And Into The Caribbean Sea We Go
02 February 2010
On Monday morning at 11:20 (15:20 UTC), we crossed that line on the chart that divides the Atlantic Ocean and the Caribbean Sea, when we sailed through the St Vincent Channel, north of the island of St Vincent and south of the island of St Lucia. There was no celebration other than to summon Louis and Greg to assist in repairing two of our reefing lines. Then, up with a double reefed main and off we went again, now tracking more north on a course for Sint Maarten, where we have to collect gear for the boat. We expect to arrive there on Wednesday.
On the day before, Sunday, we had our first fish since St Helena - three of the buggers within an hour! Two Wahoo where the first to take the lures and about three quarters of an hour later a nice sized Dorado decided to visit and partake in trying to eat our nice bright pink lure. Big mistake! He is now "chilling out" in the freezer whilst we pigged ourselves on one of the Wahoo for dinner. Photo above of Louis with his prize Dorado.
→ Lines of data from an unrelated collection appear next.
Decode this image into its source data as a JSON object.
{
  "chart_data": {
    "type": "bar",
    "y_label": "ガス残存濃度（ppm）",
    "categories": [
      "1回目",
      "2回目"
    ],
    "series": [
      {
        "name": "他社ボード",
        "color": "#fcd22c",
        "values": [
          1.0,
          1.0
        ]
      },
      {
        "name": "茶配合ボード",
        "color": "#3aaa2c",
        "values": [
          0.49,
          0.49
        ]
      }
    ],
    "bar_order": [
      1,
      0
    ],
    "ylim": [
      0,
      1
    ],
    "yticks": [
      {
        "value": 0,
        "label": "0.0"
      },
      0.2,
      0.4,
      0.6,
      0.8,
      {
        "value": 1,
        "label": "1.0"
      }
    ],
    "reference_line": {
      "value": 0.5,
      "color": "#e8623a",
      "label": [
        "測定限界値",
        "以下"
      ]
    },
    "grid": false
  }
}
Whilst at sea I use the HAM Winlink system for my email. One of the things you can do with it is put in requests for information - one being the 30 closest HAM equipped boat closest to our last posted position. I requested the report this morning and noticed M0SAE (Oceans Dream) was in St Lucia. Oceans Dream is an Admiral 40 owned by Adrian and Jackie, which I helped to deliver to Trinidad about a year ago. I popped off an email to Adrian and an hour later he was calling me on the marine VHF. We had a brief chat and it appears they are enjoying the cruising life after they had spent many months with problems with the boat after arriving in Trinidad. Go for it guys - enjoy the boat and cruising life.
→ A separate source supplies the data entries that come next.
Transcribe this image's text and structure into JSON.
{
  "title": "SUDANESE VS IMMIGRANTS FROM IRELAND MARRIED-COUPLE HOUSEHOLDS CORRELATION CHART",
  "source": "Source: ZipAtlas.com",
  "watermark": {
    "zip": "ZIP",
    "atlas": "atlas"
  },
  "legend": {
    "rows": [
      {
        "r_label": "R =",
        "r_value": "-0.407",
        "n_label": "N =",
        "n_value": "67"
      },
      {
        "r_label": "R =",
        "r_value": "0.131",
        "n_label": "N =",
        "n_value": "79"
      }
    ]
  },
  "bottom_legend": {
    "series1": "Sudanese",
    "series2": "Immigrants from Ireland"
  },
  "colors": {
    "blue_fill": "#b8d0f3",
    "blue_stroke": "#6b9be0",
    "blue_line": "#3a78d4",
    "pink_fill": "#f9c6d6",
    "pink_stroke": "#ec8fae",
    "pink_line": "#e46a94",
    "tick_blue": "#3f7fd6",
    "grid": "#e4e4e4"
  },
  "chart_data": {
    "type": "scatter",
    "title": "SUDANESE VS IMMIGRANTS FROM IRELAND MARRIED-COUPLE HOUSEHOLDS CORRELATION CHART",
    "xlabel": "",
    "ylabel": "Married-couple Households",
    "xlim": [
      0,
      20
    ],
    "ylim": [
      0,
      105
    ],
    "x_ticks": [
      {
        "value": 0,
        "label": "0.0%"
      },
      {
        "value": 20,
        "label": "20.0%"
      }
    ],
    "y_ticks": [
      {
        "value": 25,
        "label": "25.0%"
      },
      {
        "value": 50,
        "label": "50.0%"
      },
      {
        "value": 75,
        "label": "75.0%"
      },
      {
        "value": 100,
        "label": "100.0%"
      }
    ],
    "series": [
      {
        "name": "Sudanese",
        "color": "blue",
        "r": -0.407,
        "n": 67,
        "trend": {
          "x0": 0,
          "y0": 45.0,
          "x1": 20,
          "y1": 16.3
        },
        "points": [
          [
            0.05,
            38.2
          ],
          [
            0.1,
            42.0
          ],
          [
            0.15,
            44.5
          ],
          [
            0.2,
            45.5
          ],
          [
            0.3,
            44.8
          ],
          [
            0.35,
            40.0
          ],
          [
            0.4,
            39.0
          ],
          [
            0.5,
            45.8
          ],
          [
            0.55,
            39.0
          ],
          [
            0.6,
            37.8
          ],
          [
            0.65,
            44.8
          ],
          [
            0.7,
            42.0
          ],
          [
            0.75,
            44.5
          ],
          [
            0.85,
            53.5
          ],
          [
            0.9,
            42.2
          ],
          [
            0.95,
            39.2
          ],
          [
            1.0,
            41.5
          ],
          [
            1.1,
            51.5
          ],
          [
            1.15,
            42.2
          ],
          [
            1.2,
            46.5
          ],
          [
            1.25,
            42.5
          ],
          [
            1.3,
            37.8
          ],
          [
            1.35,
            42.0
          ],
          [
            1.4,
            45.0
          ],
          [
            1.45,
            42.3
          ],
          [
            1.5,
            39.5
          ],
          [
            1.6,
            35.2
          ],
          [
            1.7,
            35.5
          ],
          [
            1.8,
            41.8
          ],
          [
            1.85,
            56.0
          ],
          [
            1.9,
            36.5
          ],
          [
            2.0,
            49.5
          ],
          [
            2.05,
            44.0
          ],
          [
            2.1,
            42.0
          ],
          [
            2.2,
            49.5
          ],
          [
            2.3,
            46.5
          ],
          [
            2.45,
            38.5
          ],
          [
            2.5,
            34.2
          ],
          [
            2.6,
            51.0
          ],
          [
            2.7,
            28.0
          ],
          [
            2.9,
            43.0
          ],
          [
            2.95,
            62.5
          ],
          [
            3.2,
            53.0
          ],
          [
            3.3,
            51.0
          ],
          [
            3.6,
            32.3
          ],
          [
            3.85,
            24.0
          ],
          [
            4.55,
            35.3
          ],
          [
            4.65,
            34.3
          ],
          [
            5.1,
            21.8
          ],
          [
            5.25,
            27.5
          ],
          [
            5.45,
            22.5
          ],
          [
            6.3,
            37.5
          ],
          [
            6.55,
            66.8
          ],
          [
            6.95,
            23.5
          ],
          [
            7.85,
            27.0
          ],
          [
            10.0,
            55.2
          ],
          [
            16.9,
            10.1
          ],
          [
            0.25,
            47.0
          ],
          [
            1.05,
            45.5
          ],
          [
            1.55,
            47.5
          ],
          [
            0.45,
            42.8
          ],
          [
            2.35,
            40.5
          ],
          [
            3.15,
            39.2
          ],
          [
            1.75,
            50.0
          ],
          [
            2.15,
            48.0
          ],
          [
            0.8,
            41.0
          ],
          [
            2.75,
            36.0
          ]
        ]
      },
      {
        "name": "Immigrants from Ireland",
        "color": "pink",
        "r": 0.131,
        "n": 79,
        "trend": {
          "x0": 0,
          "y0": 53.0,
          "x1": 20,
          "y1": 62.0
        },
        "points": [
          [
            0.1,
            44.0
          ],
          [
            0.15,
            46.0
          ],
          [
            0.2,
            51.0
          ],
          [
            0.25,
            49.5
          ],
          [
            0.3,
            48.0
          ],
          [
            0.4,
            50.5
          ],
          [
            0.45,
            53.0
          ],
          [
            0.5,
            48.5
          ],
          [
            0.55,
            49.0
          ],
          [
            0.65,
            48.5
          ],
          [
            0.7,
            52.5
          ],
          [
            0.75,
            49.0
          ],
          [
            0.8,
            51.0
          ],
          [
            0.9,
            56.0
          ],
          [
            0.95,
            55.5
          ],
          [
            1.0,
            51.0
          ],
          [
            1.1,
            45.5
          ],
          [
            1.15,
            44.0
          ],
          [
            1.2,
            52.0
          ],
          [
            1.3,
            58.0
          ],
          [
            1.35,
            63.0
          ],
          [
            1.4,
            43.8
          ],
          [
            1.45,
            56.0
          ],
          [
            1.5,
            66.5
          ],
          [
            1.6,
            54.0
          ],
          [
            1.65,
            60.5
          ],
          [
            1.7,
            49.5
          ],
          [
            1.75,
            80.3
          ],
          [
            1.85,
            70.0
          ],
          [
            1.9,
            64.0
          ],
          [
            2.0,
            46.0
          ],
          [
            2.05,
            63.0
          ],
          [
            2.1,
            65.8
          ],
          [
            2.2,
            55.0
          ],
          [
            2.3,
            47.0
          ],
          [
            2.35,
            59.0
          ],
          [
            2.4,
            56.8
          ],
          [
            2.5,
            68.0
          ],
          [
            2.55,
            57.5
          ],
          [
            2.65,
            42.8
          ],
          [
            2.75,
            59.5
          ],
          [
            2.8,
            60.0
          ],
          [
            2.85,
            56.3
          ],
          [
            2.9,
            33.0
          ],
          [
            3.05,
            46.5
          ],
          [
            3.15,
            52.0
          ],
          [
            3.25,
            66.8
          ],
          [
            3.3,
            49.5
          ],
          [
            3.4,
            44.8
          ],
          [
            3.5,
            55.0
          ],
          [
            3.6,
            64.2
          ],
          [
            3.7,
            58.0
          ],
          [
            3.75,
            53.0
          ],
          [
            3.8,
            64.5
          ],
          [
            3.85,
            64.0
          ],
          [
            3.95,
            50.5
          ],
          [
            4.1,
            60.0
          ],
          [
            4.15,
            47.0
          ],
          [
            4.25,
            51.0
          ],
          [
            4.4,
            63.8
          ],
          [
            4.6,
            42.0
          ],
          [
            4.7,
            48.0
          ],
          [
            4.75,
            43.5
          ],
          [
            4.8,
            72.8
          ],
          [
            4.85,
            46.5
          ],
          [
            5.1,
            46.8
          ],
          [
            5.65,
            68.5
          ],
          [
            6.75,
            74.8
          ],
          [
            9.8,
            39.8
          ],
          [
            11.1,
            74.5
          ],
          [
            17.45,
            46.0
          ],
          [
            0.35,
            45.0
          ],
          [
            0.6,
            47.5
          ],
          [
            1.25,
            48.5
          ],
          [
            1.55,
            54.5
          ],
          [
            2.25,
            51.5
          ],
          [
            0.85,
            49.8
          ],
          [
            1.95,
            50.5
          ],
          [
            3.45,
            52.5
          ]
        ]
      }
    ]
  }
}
Our ship spotting competition came to an end about 100 nautical miles from Barbados. Louis made the top sightings with 20 ships, I came second with 18 ships and Greg last with 16 ships. So, Louis gets his bottle of Caribbean rum after we arrive in Tortola.
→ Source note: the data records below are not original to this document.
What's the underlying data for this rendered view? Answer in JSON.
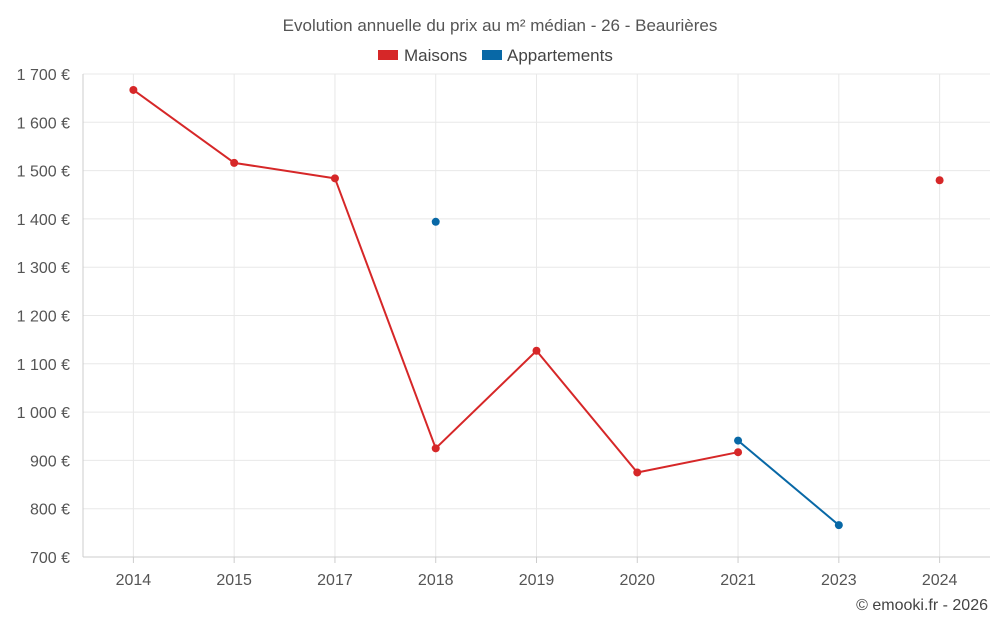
{
  "chart_data": {
    "type": "line",
    "title": "Evolution annuelle du prix au m² médian - 26 - Beaurières",
    "categories": [
      "2014",
      "2015",
      "2017",
      "2018",
      "2019",
      "2020",
      "2021",
      "2023",
      "2024"
    ],
    "ylim": [
      700,
      1700
    ],
    "yticks": [
      700,
      800,
      900,
      1000,
      1100,
      1200,
      1300,
      1400,
      1500,
      1600,
      1700
    ],
    "ytick_labels": [
      "700 €",
      "800 €",
      "900 €",
      "1 000 €",
      "1 100 €",
      "1 200 €",
      "1 300 €",
      "1 400 €",
      "1 500 €",
      "1 600 €",
      "1 700 €"
    ],
    "grid": true,
    "legend_position": "top-center",
    "series": [
      {
        "name": "Maisons",
        "color": "#d62728",
        "values": [
          1667,
          1516,
          1484,
          925,
          1127,
          875,
          917,
          null,
          1480
        ]
      },
      {
        "name": "Appartements",
        "color": "#0868a6",
        "values": [
          null,
          null,
          null,
          1394,
          null,
          null,
          941,
          766,
          null
        ]
      }
    ]
  },
  "credit": "© emooki.fr - 2026"
}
As I type this, we have just sailed past the island of Montserrat, which is spewing volcanic ash into the sky and with huge landslides of ash tumbling down the side of the volcano. It has been quite a sight for everyone as I am the only person on board that has seen a volcano before. At the end of the day it actually just means that we have to scrub the boat more as we are now covered in a fine grit - everywhere, including inside the sail covers.
Well, the washing will not be long off. We will arrive in Sint Maarten in the small hours of Wednesday morning and be able to do the boat wash and fill our water tanks. Oh, what bliss it will be to be able to shower ever day from now on. Remember, this is a charter boat and has no such luxuries as a water maker - all our water is in tanks and those were last topped up in St Helena.
Hope the above updates you in the delivery. Regards from Louis, Greg, Joy and myself, John.